Mouse activity and key stroke data was collected as the participants interacted with the robot using RUI. To analyze the data it was replayed and studied with analysis tools. The data was mainly studied to collect information on reaction times of the participants and the number of errors they committed while they performed the tasks. All thirty subjects completed the tasks.

3.1 Data from the navigation task

The analysis of the data helped to gain insight into how users drive and program a robot. Because the participants had different amounts of knowledge while they drove the robot, the effects of having a global view of the driving path and knowing the vehicle state were also studied.

The graph in Figure 3.1 shows the average driving times across the groups.

Group1, “unseen”, was the group of people who had never seen the robot. Group 2, “previously seen”, was the group of people who knew what the robot looked like, and group 3, “visible” was the group that saw the robot while they performed the driving task. The mean time for the unseen group was 465.5s, for the seen group was 370.5s and for the visible group was 314.7s.

Figure 3.1 Mean driving times across groups with standard errors.
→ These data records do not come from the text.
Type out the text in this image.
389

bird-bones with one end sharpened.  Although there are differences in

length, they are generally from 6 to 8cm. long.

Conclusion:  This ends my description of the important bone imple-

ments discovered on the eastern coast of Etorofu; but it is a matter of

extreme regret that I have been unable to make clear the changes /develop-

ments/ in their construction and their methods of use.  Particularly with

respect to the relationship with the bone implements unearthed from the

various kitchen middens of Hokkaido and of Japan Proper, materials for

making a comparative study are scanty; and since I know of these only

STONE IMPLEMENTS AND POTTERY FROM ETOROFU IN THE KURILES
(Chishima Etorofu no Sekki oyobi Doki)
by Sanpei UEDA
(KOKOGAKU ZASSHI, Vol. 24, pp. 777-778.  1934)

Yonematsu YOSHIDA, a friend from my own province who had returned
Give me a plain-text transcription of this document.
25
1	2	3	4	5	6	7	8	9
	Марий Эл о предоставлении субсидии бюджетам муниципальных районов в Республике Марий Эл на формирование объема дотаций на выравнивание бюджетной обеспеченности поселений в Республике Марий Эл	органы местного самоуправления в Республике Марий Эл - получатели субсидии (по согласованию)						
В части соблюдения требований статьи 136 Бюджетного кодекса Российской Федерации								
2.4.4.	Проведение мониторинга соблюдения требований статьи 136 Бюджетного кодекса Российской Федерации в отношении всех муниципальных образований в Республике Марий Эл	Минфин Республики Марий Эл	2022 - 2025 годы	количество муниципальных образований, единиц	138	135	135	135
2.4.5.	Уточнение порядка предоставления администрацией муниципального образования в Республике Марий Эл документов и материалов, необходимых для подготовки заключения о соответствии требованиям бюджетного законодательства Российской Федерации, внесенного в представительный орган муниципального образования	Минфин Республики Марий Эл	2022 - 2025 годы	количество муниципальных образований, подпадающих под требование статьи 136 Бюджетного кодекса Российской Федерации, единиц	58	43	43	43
To test the statistical significance of the results the variance across the groups was analyzed (ANOVA) and it was found that the difference in the reaction times across the groups was in fact not significant (F(1, 24) = 3.04, p <0.05 ). Further t-tests were conducted, two groups at a time and it was found that seeing the robot previously did not improve reaction times in a statistically significant way (T(12, two-tailed) = 1.26, p<0.05). However the reaction times across the visible and unseen group were significantly different (T(12, two-tailed)= 2.54, p=0.1).